Stage layouts return from Vampire Survivors: Mad Forest, Inlaid Library, Dairy Plant. They're rebuilt in 3D rather than redrawn. Pixel art enemy sprites pop against the new depth. Attack effects fill the screen with knives, fireballs, and dancing cats.
Crawlers speak short lines when selected. It's fine. You won't miss it if you turn it off.
The movement is stiff. Navigating the 3D grid feels clunky, even with relics that reveal hidden items. The mini-map shows every enemy, chest, and breakable on the floor. That removes exploration tension. You just take the shortest path to the boss.
Also: the hand does not sort automatically. Once you have eight cards, they compress on screen. You can drag them but cannot sort by mana cost or color. Balatro offers this basic feature. Vampire Crawlers does not.
If you bounced off Slay the Spire for being too slow or math-heavy, Vampire Crawlers might click. It's faster, flashier, and less punishing.
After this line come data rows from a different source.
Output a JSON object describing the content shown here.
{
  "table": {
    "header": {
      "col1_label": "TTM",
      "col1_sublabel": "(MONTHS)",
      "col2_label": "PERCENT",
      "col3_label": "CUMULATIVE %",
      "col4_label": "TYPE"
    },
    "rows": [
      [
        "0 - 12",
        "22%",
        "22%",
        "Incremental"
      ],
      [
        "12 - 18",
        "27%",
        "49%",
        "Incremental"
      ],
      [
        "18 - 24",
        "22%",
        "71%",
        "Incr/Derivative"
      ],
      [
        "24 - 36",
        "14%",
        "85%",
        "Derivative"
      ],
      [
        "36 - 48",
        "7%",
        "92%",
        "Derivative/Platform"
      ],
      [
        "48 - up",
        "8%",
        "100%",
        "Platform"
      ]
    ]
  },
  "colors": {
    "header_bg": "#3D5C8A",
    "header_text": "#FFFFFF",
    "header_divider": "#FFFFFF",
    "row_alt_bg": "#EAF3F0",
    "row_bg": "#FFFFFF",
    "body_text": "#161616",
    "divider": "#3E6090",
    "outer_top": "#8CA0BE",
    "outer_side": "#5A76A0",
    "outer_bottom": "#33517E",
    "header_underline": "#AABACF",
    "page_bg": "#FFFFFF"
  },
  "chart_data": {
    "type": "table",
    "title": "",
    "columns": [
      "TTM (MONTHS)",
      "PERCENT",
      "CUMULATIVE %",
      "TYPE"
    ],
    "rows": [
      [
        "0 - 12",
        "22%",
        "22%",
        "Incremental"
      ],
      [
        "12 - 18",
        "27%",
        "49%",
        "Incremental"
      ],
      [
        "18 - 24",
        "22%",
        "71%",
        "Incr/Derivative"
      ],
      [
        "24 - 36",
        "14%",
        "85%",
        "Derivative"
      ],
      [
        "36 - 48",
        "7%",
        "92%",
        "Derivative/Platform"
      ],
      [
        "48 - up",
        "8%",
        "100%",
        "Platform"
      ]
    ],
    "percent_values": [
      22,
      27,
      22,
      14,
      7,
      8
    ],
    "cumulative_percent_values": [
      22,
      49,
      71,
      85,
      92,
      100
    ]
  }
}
The permanent upgrades mean you always make progress, even on failed runs.
If you want deep synergy puzzles and tight balance, Slay the Spire 2 or Monster Train 2 are better bets. One Reddit user put it bluntly:
"It's a deckbuilder for people who don't really care about depth or strategy. I played 6 hours and it doesn't really go anywhere interesting."
- Reddit u/ThinEzzy
I think that's too harsh. The depth becomes real around hours 5-8. But the game buries it behind grind and a slow tutorial disguised as early progression.
Vampire Crawlers is a 7/10 game wearing a 9/10 demo. The core loop of mana-sequencing, gem slotting, and multi-Crawler passives is genuinely smart. When it clicks, you feel like a genius. The problem is how long it takes to click.
Poncle didn't play it safe. A direct Vampire Survivors sequel would have sold millions. Instead they built a deck-builder from the ground up. That deserves respect. But respect doesn't erase the first four hours of arithmetic.
If you love Vampire Survivors and want more interaction, buy this. If you have zero tolerance for gold grinding or manual hand sorting, wait for a patch.
Version tested: Xbox Series X | S. Also available on PS5, Nintendo Switch, PC. Mobile ports coming soon.